ABC 13 Tries Out Doggy DNA Testing

Lynchburg, VA - They say a simple swab of your dog's cheek can reveal all sorts of information about it.

Doggy DNA testing has been around for a few years now. And ABC 13's Noreen Turyn and Len Stevens both gave it a try with their dogs.

Scooby Stevens is a workout warrior. He has an almost nonstop motor, a perfect trait for a Rhodesian Ridgeback, which are dogs bred in Africa to hunt lions. He certainly looks the part although he doesn't have a ridge. But people ask all the time "Is he a Ridgeback?" Time and again, Len answers, "He sure is, maybe mixed with something else. You know Ridgebacks hunt lions?"

He's a good dog. And like any good Ridgeback, even those without a ridge, he needs his exercise. Scooby gets exercise with his best buddy Cadbury, which is Noreen's dog.

Dr. Cassandra Campbell at Peaks View Animal Hospital says there could be great value in knowing your dog's breeds.

"We may have a heads up to some of the medical conditions that could be happening or anticipate them," she said.

Knowing your dog's breeds means knowing your dog's genes and any health and behavioral issues.

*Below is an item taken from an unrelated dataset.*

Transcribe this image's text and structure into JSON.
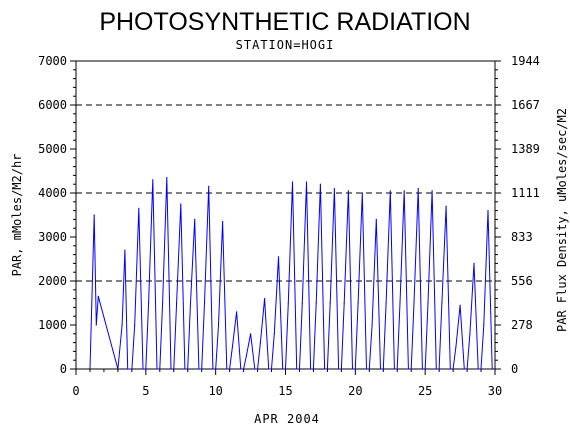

We did a purebred test on all three dogs, including Campbell's dog Maverick, using the Widsom Panel test kit from the Mars Company. A few weeks later, Dr. Angela Hughes showed the results for all the dogs through Skype.

First up was Maverick, believed to be a purebred Boxer. No surprises here: He's full on Boxer and a friendly one at that.

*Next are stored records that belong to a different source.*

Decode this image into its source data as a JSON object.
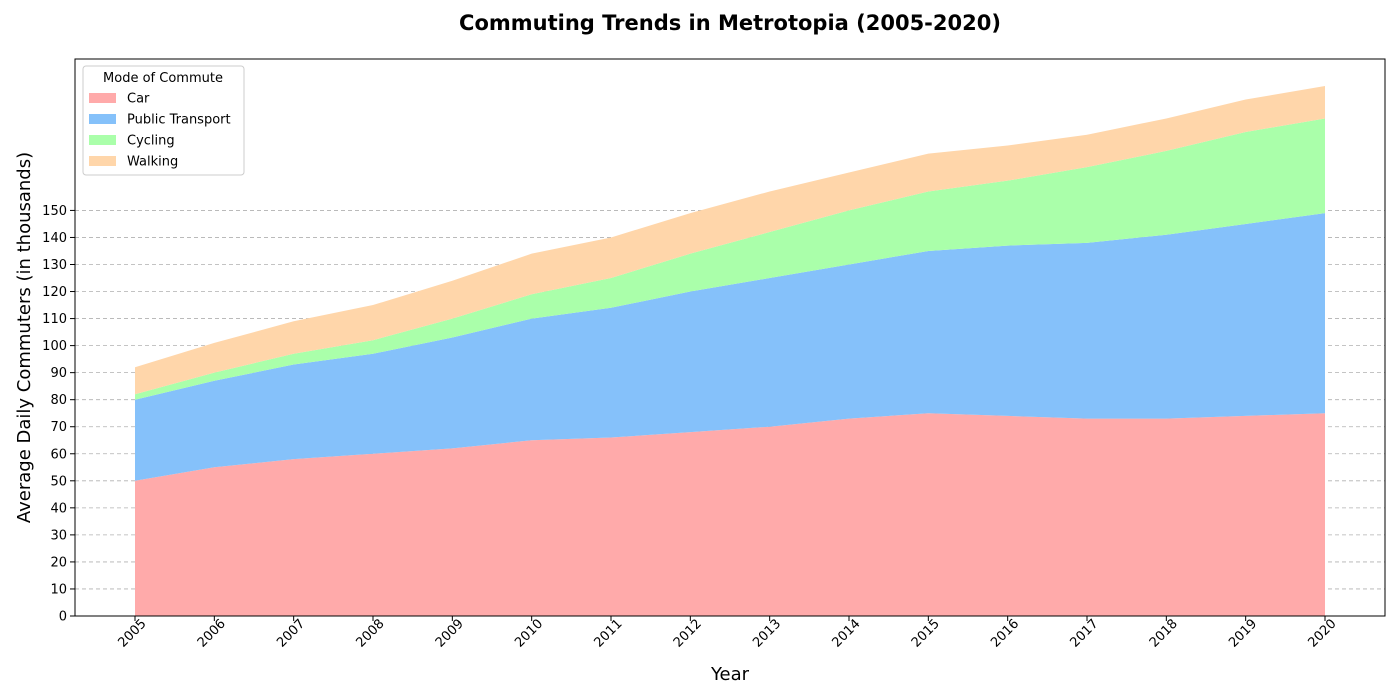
{
  "chart_data": {
    "type": "area",
    "stacked": true,
    "title": "Commuting Trends in Metrotopia (2005-2020)",
    "xlabel": "Year",
    "ylabel": "Average Daily Commuters (in thousands)",
    "categories": [
      "2005",
      "2006",
      "2007",
      "2008",
      "2009",
      "2010",
      "2011",
      "2012",
      "2013",
      "2014",
      "2015",
      "2016",
      "2017",
      "2018",
      "2019",
      "2020"
    ],
    "yticks": [
      0,
      10,
      20,
      30,
      40,
      50,
      60,
      70,
      80,
      90,
      100,
      110,
      120,
      130,
      140,
      150
    ],
    "ylim": [
      0,
      206
    ],
    "grid": "horizontal dashed",
    "legend": {
      "title": "Mode of Commute",
      "placement": "top-left"
    },
    "series": [
      {
        "name": "Car",
        "color": "#ffaaaa",
        "values": [
          50,
          55,
          58,
          60,
          62,
          65,
          66,
          68,
          70,
          73,
          75,
          74,
          73,
          73,
          74,
          75
        ]
      },
      {
        "name": "Public Transport",
        "color": "#85c1fa",
        "values": [
          30,
          32,
          35,
          37,
          41,
          45,
          48,
          52,
          55,
          57,
          60,
          63,
          65,
          68,
          71,
          74
        ]
      },
      {
        "name": "Cycling",
        "color": "#aaffaa",
        "values": [
          2,
          3,
          4,
          5,
          7,
          9,
          11,
          14,
          17,
          20,
          22,
          24,
          28,
          31,
          34,
          35
        ]
      },
      {
        "name": "Walking",
        "color": "#ffd6aa",
        "values": [
          10,
          11,
          12,
          13,
          14,
          15,
          15,
          15,
          15,
          14,
          14,
          13,
          12,
          12,
          12,
          12
        ]
      }
    ]
  }
}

Now Noreen's dog, Cadbury.

"The humane society said he was a Shepherd/Collie mix. But most people when they look at him, the first thing they ask is, 'Does he have Golden in him?'" said Noreen.

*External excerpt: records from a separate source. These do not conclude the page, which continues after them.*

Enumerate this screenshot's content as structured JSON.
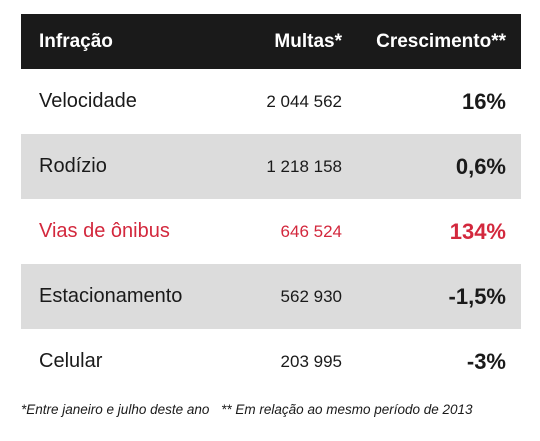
{
  "chart_data": {
    "type": "table",
    "columns": [
      "Infração",
      "Multas*",
      "Crescimento**"
    ],
    "rows": [
      {
        "infracao": "Velocidade",
        "multas": "2 044 562",
        "crescimento": "16%"
      },
      {
        "infracao": "Rodízio",
        "multas": "1 218 158",
        "crescimento": "0,6%"
      },
      {
        "infracao": "Vias de ônibus",
        "multas": "646 524",
        "crescimento": "134%"
      },
      {
        "infracao": "Estacionamento",
        "multas": "562 930",
        "crescimento": "-1,5%"
      },
      {
        "infracao": "Celular",
        "multas": "203 995",
        "crescimento": "-3%"
      }
    ],
    "multas_values": [
      2044562,
      1218158,
      646524,
      562930,
      203995
    ],
    "crescimento_values": [
      16,
      0.6,
      134,
      -1.5,
      -3
    ],
    "highlight_color": "#d3283d",
    "header_bg": "#1a1a1a",
    "stripe_bg": "#dcdcdc"
  },
  "footnotes": [
    "*Entre janeiro e julho deste ano",
    "** Em relação ao mesmo período de 2013"
  ]
}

The results were about what we expected: Golden Retriever, Chow, and some German Shepherd.

"Several of these breeds do have orthopedic issues, so that would be what I would pay attention to most with him," said Hughes.

Hugues advices to keep him thin so there's less wear and tear on his joints.

Finally, Scooby's results, which Len thought would be easy, guessing he was bound to be about 90 % Rhodesian Ridgeback.

"The bulldog and Chihuahua were the two that came out strongest in him," said Hughes through Skype. "And the Chihuahua is coming up very consistently."

From the start, Len had been told that Scooby was a Ridgeback without a ridge, descendent from proud animals that roamed the plains of Southern Africa, fearless enough to take on the King of the Jungle!

Len was surprised to say the least.

Hughes says that reaction is fairly typical because many people think they know their dog's breeds.

"A lot of people have that perception. And they get set on that one breed," she said.

She says dogs' traits -- ear and tail shape, coloring, hair length -- can come from a variety of breeds. For instance, she says both bulldogs and Chihuahuas carry the yellow gene, which Scooby has.

"And yellow is recessive. He needs two copies of that yellow gene to come together," said Hughes.

Hughes points out that they're not talking about a Bulldog head on a Chihuahua body. The genes are much more complicated than that.

Scooby shows up as at least 42 % other breeds - sheepdogs and spaniels, mostly. And the test indicates there could be still other breeds in Scooby's more distant past.

"He's interesting in that he's got a lot of different breed groups coming together," said Hugues.

One positive: More breeds in the mix very generally means a healthier dog. It's called Hybrid Vigor.

"In terms of diseases, he's going to reap the benefits of being a Heinz 57," said Hughes.

Hughes says the "eye test," just looking at a dog and guessing its breeds, is about 25 % accurate.

It worked for Cadbury, but not at all for Len's Scooby. Their DNA testing, she says, is 90 % accurate.